[In theaters and Video on Demand.]
Even with its murky story and assorted other shortcomings, “The Congress” is a wildly original and memorable experience, the sort of movie that lodges itself in your head whether you fully understand it or not. Melancholic, thoughtful, and completely animated for half of its running time, the film looks at issues both broad (technology, self-image, the nature of the soul) and narrow (Hollywood’s treatment of actresses over 40, the assembly-line process by which most movies are made). It’s meta-referential, partially based on a Stanislaw Lem novel, loosely satiric, and vaguely disquieting. We’ve seen all of the film’s elements before, but this combination of them is heady and new.
Written and directed by Ari Folman (who made the poignant animated autobiography “Waltz with Bashir”), “The Congress” stars Robin Wright as a fictionalized version of herself, a once-promising actress and potential Hollywood A-lister who has faded into relative obscurity. Here she is the mother of two children, teenage Sarah (Sami Gayle) and young Aaron (Kodi Smit-McPhee), whom she lives with in a converted airplane hangar in the California desert. Aaron’s health problems have given Robin an excuse to drop out of public life and essentially abandon her career, which was floundering anyway because of her indecisiveness.

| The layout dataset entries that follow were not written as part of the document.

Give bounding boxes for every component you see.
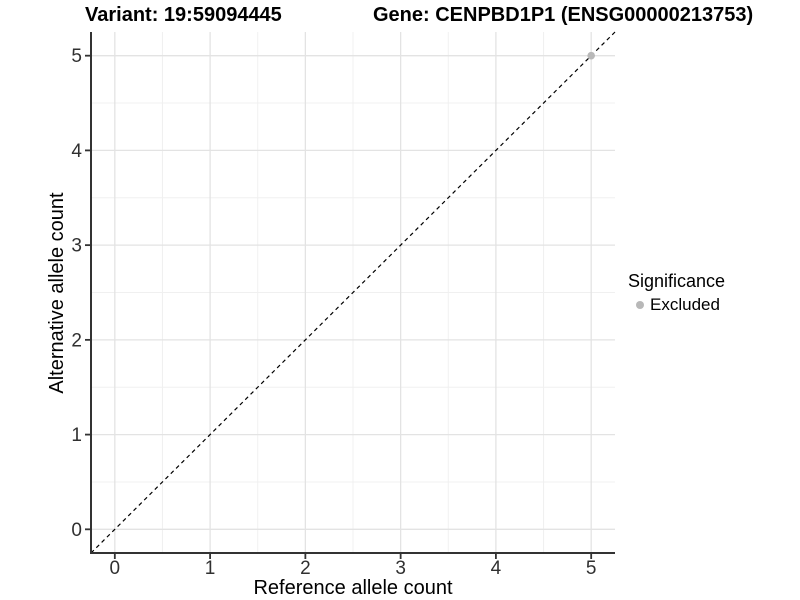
identity-dashed-line (90, 31, 616, 554)
y-axis-title: Alternative allele count (46, 192, 68, 394)
x-tick-label: 2 (300, 558, 311, 579)
y-tick-label: 0 (71, 520, 82, 541)
excluded-point-icon (636, 301, 644, 309)
variant-title: Variant: 19:59094445 (85, 4, 282, 26)
legend-item-excluded: Excluded (628, 295, 725, 315)
legend: Significance Excluded (628, 272, 725, 315)
x-tick-label: 5 (586, 558, 597, 579)
y-tick-label: 4 (71, 141, 82, 162)
x-tick-label: 3 (395, 558, 406, 579)
x-tick-label: 4 (491, 558, 502, 579)
legend-item-label: Excluded (650, 295, 720, 314)
x-tick-label: 1 (205, 558, 216, 579)
legend-title: Significance (628, 271, 726, 291)
gene-title: Gene: CENPBD1P1 (ENSG00000213753) (373, 4, 754, 26)
y-tick-label: 3 (71, 236, 82, 257)
y-tick-label: 2 (71, 330, 82, 351)
x-axis-title: Reference allele count (253, 577, 453, 599)
y-tick-label: 5 (71, 46, 82, 67)
y-tick-label: 1 (71, 425, 82, 446)
x-tick-label: 0 (110, 558, 121, 579)
data-point (587, 51, 595, 60)
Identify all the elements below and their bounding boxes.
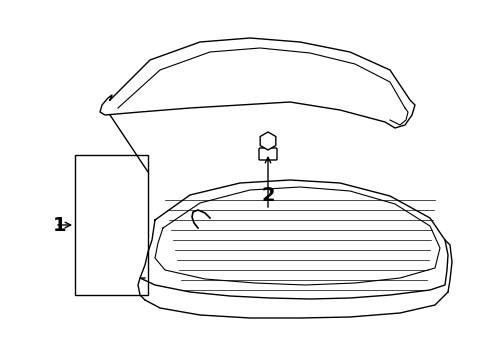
Text: 2: 2	[261, 185, 275, 204]
Text: 1: 1	[53, 216, 67, 234]
FancyBboxPatch shape	[259, 148, 277, 160]
Bar	[75, 155, 148, 295]
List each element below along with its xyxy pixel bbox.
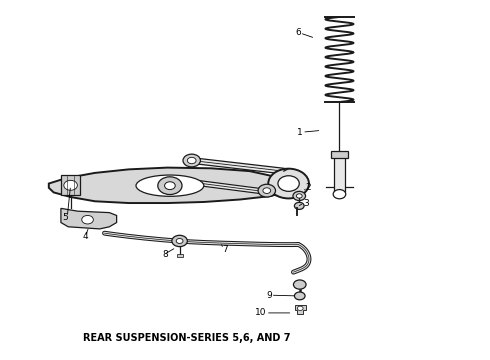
Polygon shape: [49, 168, 289, 203]
Text: 3: 3: [303, 198, 309, 207]
Circle shape: [294, 202, 304, 210]
Circle shape: [263, 188, 270, 193]
Circle shape: [293, 192, 306, 201]
Text: 6: 6: [295, 28, 301, 37]
Circle shape: [158, 177, 182, 194]
Polygon shape: [295, 306, 306, 314]
Text: 5: 5: [62, 213, 68, 222]
Polygon shape: [61, 208, 117, 229]
Circle shape: [172, 235, 187, 247]
Circle shape: [82, 215, 94, 224]
Circle shape: [333, 190, 346, 199]
Bar: [61, 175, 80, 195]
Ellipse shape: [136, 175, 204, 196]
Circle shape: [296, 194, 302, 198]
Text: 9: 9: [266, 291, 271, 300]
Text: REAR SUSPENSION-SERIES 5,6, AND 7: REAR SUSPENSION-SERIES 5,6, AND 7: [83, 333, 291, 343]
Bar: [334, 153, 345, 192]
Circle shape: [268, 168, 309, 198]
Circle shape: [64, 180, 77, 190]
Bar: [177, 254, 182, 257]
Circle shape: [294, 292, 305, 300]
Circle shape: [187, 157, 196, 164]
Circle shape: [297, 306, 303, 310]
Circle shape: [176, 238, 183, 243]
Circle shape: [183, 154, 200, 167]
Circle shape: [258, 184, 275, 197]
Text: 2: 2: [306, 183, 311, 192]
Circle shape: [294, 280, 306, 289]
Circle shape: [278, 176, 299, 192]
Bar: [331, 150, 347, 158]
Text: 1: 1: [297, 128, 303, 137]
Text: 7: 7: [222, 244, 227, 253]
Text: 8: 8: [163, 250, 169, 259]
Circle shape: [165, 182, 175, 190]
Text: 10: 10: [255, 309, 267, 318]
Text: 4: 4: [83, 232, 88, 241]
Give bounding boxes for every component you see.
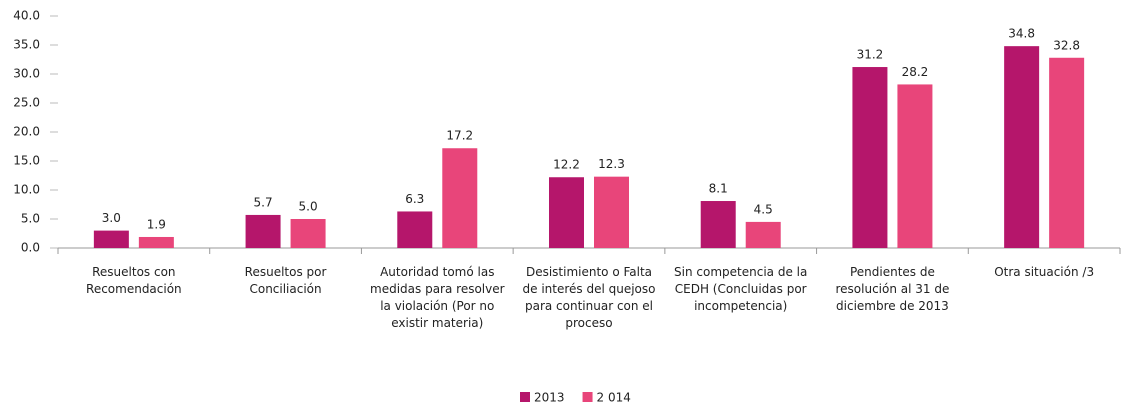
data-label: 5.7 xyxy=(254,195,273,209)
bar xyxy=(745,221,781,248)
data-label: 1.9 xyxy=(147,217,166,231)
data-label: 3.0 xyxy=(102,211,121,225)
bar xyxy=(93,230,129,248)
bar xyxy=(700,201,736,248)
legend-swatch xyxy=(582,392,593,402)
data-label: 8.1 xyxy=(709,182,728,196)
data-label: 28.2 xyxy=(902,65,929,79)
y-tick-label: 5.0 xyxy=(21,212,40,226)
bar xyxy=(442,148,478,248)
x-tick-label: Desistimiento o Falta de interés del que… xyxy=(522,265,656,330)
data-label: 6.3 xyxy=(405,192,424,206)
data-label: 32.8 xyxy=(1053,38,1080,52)
legend-swatch xyxy=(520,392,530,402)
bar xyxy=(549,177,584,248)
y-tick-label: 10.0 xyxy=(13,183,40,197)
y-tick-label: 40.0 xyxy=(13,9,40,23)
y-tick-label: 0.0 xyxy=(21,241,40,255)
x-tick-label: Resueltos por Conciliación xyxy=(244,265,327,296)
data-label: 12.2 xyxy=(553,158,580,172)
y-tick-label: 30.0 xyxy=(13,67,40,81)
legend-label: 2013 xyxy=(534,391,565,405)
data-label: 17.2 xyxy=(446,129,473,143)
bar xyxy=(1049,57,1085,249)
x-tick-label: Otra situación /3 xyxy=(994,265,1095,279)
bar xyxy=(594,176,629,248)
data-label: 4.5 xyxy=(754,202,773,216)
data-label: 31.2 xyxy=(857,48,884,62)
y-tick-label: 15.0 xyxy=(13,154,40,168)
x-tick-label: Sin competencia de la CEDH (Concluidas p… xyxy=(674,265,808,313)
x-tick-label: Pendientes de resolución al 31 de diciem… xyxy=(835,265,950,313)
bar xyxy=(138,236,174,248)
legend-label: 2 014 xyxy=(597,391,631,405)
y-tick-label: 25.0 xyxy=(13,96,40,110)
y-tick-label: 35.0 xyxy=(13,38,40,52)
bar xyxy=(852,67,888,248)
bar xyxy=(1004,46,1040,248)
bar xyxy=(290,219,326,248)
x-tick-label: Resueltos con Recomendación xyxy=(86,265,182,296)
bar xyxy=(897,84,933,248)
bar xyxy=(245,214,281,248)
data-label: 5.0 xyxy=(299,200,318,214)
bar xyxy=(397,211,433,248)
y-tick-label: 20.0 xyxy=(13,125,40,139)
data-label: 12.3 xyxy=(598,157,625,171)
x-tick-label: Autoridad tomó las medidas para resolver… xyxy=(370,265,505,330)
data-label: 34.8 xyxy=(1008,27,1035,41)
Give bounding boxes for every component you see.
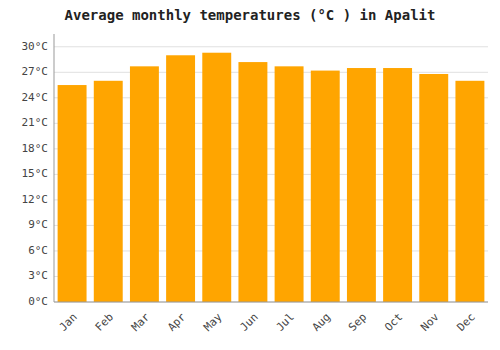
x-tick-label: Aug [310,311,333,334]
y-axis-line [54,34,55,302]
bar [166,55,195,302]
grid-line [54,72,488,73]
chart-container: 0°C 3°C 6°C 9°C 12°C 15°C 18°C 21°C 24°C 27°C 30°C… [0,0,500,350]
bar [94,81,123,302]
bars [58,53,485,302]
y-tick-label: 27°C [22,65,49,78]
bar [130,66,159,302]
x-tick-label: Feb [93,311,116,334]
bar [202,53,231,302]
x-tick-label: Sep [346,311,369,334]
grid-line [54,302,488,303]
bar [238,62,267,302]
title: Average monthly temperatures (°C ) in Ap… [65,7,436,23]
grid [54,47,488,302]
x-tick-label: Oct [382,311,405,334]
y-tick-label: 30°C [22,40,49,53]
x-tick-label: Mar [129,310,153,334]
y-tick-label: 12°C [22,193,49,206]
x-tick-label: Dec [454,311,477,334]
bar [58,85,87,302]
x-tick-label: Nov [418,310,442,334]
bar [347,68,376,302]
y-tick-label: 15°C [22,167,49,180]
y-tick-label: 9°C [28,218,48,231]
y-tick-label: 24°C [22,91,49,104]
bar [275,66,304,302]
x-tick-label: Jul [274,311,297,334]
x-axis: Jan Feb Mar Apr May Jun Jul Aug Sep Oct Nov Dec [57,310,478,334]
y-tick-label: 3°C [28,269,48,282]
y-tick-label: 21°C [22,116,49,129]
x-tick-label: Jun [237,311,260,334]
bar [311,71,340,302]
y-tick-label: 6°C [28,244,48,257]
y-tick-label: 18°C [22,142,49,155]
chart-svg: 0°C 3°C 6°C 9°C 12°C 15°C 18°C 21°C 24°C 27°C 30°C… [0,0,500,350]
x-tick-label: Jan [57,311,80,334]
x-axis-line [54,302,488,303]
x-tick-label: May [201,310,225,334]
bar [419,74,448,302]
y-tick-label: 0°C [28,295,48,308]
y-axis: 0°C 3°C 6°C 9°C 12°C 15°C 18°C 21°C 24°C 27°C 30°C [22,34,55,308]
bar [383,68,412,302]
bar [455,81,484,302]
grid-line [54,46,488,47]
x-tick-label: Apr [165,310,189,334]
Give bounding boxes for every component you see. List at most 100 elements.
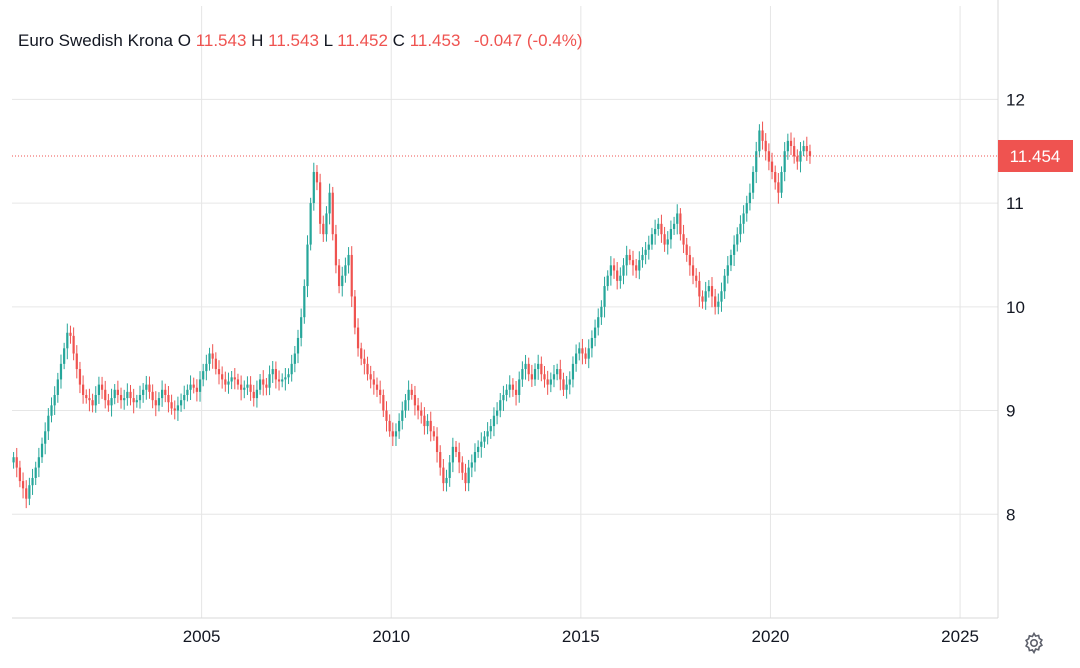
candle[interactable] [562, 372, 565, 397]
candle[interactable] [325, 206, 328, 242]
candle[interactable] [151, 384, 154, 409]
candle[interactable] [85, 389, 88, 404]
candle[interactable] [331, 186, 334, 241]
candle[interactable] [274, 361, 277, 389]
candle[interactable] [691, 257, 695, 285]
candle[interactable] [635, 258, 638, 279]
candle[interactable] [104, 380, 107, 409]
candle[interactable] [221, 366, 224, 389]
candle[interactable] [227, 372, 230, 394]
candle[interactable] [514, 380, 518, 406]
candle[interactable] [34, 461, 37, 485]
candle[interactable] [284, 368, 287, 391]
settings-button[interactable] [1022, 631, 1046, 655]
candle[interactable] [492, 407, 496, 437]
candle[interactable] [676, 204, 679, 235]
candle[interactable] [499, 393, 502, 418]
candle[interactable] [540, 356, 543, 382]
candle[interactable] [612, 258, 616, 279]
candle[interactable] [413, 385, 417, 416]
candle[interactable] [429, 411, 432, 442]
candle[interactable] [119, 387, 123, 409]
candle[interactable] [18, 460, 22, 488]
candle[interactable] [315, 165, 319, 191]
candle[interactable] [375, 377, 379, 398]
candle[interactable] [470, 454, 473, 478]
candle[interactable] [398, 413, 401, 439]
candle[interactable] [486, 422, 489, 445]
candle[interactable] [565, 375, 568, 399]
candle[interactable] [767, 143, 770, 171]
candle[interactable] [574, 344, 578, 372]
candle[interactable] [578, 342, 581, 361]
candle[interactable] [179, 393, 183, 412]
candle[interactable] [344, 257, 347, 283]
candle[interactable] [495, 402, 499, 425]
candle[interactable] [669, 220, 673, 249]
candle[interactable] [246, 376, 249, 396]
candle[interactable] [186, 384, 189, 402]
candle[interactable] [59, 354, 63, 389]
candle[interactable] [126, 383, 129, 406]
candle[interactable] [290, 354, 293, 382]
candle[interactable] [173, 400, 176, 420]
candle[interactable] [609, 256, 612, 286]
candle[interactable] [148, 376, 151, 399]
candle[interactable] [435, 427, 439, 463]
candle[interactable] [451, 437, 454, 473]
candle[interactable] [262, 370, 265, 396]
candle[interactable] [606, 270, 609, 291]
candle[interactable] [63, 342, 66, 370]
candle[interactable] [353, 290, 356, 335]
candle[interactable] [205, 354, 208, 381]
candle[interactable] [698, 271, 701, 307]
candle[interactable] [780, 166, 783, 198]
candle[interactable] [138, 385, 142, 409]
candle[interactable] [461, 456, 464, 480]
candle[interactable] [616, 262, 619, 290]
candle[interactable] [508, 375, 511, 398]
candle[interactable] [416, 397, 420, 420]
candle[interactable] [426, 414, 429, 435]
candle[interactable] [50, 397, 53, 423]
candle[interactable] [277, 370, 281, 391]
candle[interactable] [518, 371, 521, 403]
candle[interactable] [660, 214, 663, 243]
candle[interactable] [410, 383, 413, 400]
candle[interactable] [720, 282, 723, 312]
candle[interactable] [688, 246, 691, 276]
candle[interactable] [265, 377, 268, 396]
candle[interactable] [701, 290, 704, 309]
candle[interactable] [25, 480, 28, 509]
candle[interactable] [281, 373, 284, 388]
candle[interactable] [183, 385, 186, 410]
candle[interactable] [341, 266, 344, 297]
candle[interactable] [81, 375, 85, 404]
candle[interactable] [161, 380, 164, 407]
candle[interactable] [208, 347, 211, 371]
candle[interactable] [682, 224, 685, 254]
candle[interactable] [214, 352, 217, 375]
candle[interactable] [233, 368, 236, 390]
candle[interactable] [736, 227, 739, 252]
candle[interactable] [268, 365, 271, 396]
candle[interactable] [40, 437, 44, 463]
candle[interactable] [394, 423, 398, 446]
candle[interactable] [217, 360, 221, 385]
candle[interactable] [388, 414, 391, 437]
candle[interactable] [391, 422, 394, 447]
candle[interactable] [135, 394, 138, 408]
candle[interactable] [793, 137, 796, 164]
candle[interactable] [663, 226, 666, 252]
candle[interactable] [369, 365, 372, 389]
candle[interactable] [363, 349, 366, 375]
candle[interactable] [319, 173, 322, 234]
candle[interactable] [710, 277, 714, 308]
candle[interactable] [258, 374, 262, 395]
candle[interactable] [783, 142, 786, 182]
candle[interactable] [502, 385, 505, 411]
candle[interactable] [619, 267, 622, 289]
candle[interactable] [774, 165, 777, 190]
candle[interactable] [243, 380, 246, 399]
candle[interactable] [464, 463, 467, 492]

Her longtime agent, Al (Harvey Keitel), a paternal man with genuine affection for her, comes to Robin with an offer. Technological advancements now allow movie studios to “scan” an actor into a database — not just their physical dimensions but their emotions, voice, and delivery — and then use those bytes and pixels to create entirely new performances. An actor thus scanned can keep appearing in movies forever without doing any more work, all at the discretion of the studio that did the scanning and paid for the rights to the person’s image.
Robin is against the idea despite the massive paycheck being offered, but she eventually concedes, more because the story requires it than for any other discernible reason. The actual scanning scene, in which Robin must deliver a wide range of emotions while listening to a charming anecdote from Al, doesn’t quite hit the emotional mark it’s aiming for, but we get the idea.
Now we come to the real meat of the film, 20 years later, when the flesh-and-blood Robin is totally off the grid while the scanned Robin is a major action star. Technology has advanced to the point where people can ingest a drug that turns them into animated characters, either ‘toon versions of themselves or of other people. There are entire communities that are “restricted animated zones,” populated by people who have become cartoons (or who are sharing the hallucination of being cartoons, anyway). Robin attends a Futuristic Congress meeting being held in such a place, giving us a dazzling and surreal animated sequence that completely changes the direction of the film before bringing it back to where it started.
Folman takes us down a sci-fi rabbit hole into increasingly weird scenarios, painting the future as a series of scary hallucinogens and nonstop existential crises. What is real? What substantial difference is there, really, between experiencing something and just vividly imagining that you’ve experienced it, especially if the latter can produce the same memories and emotional scars? Movie Robin navigates these and other thorny questions delicately, the real Robin Wright’s strong, sympathetic performance keeping us fascinated even when we don’t quite grasp all the “rules” of this animated world. If nothing else, we can always relate to the character’s desire to protect her children in a world that’s gradually tearing down our real selves and replacing them with avatars.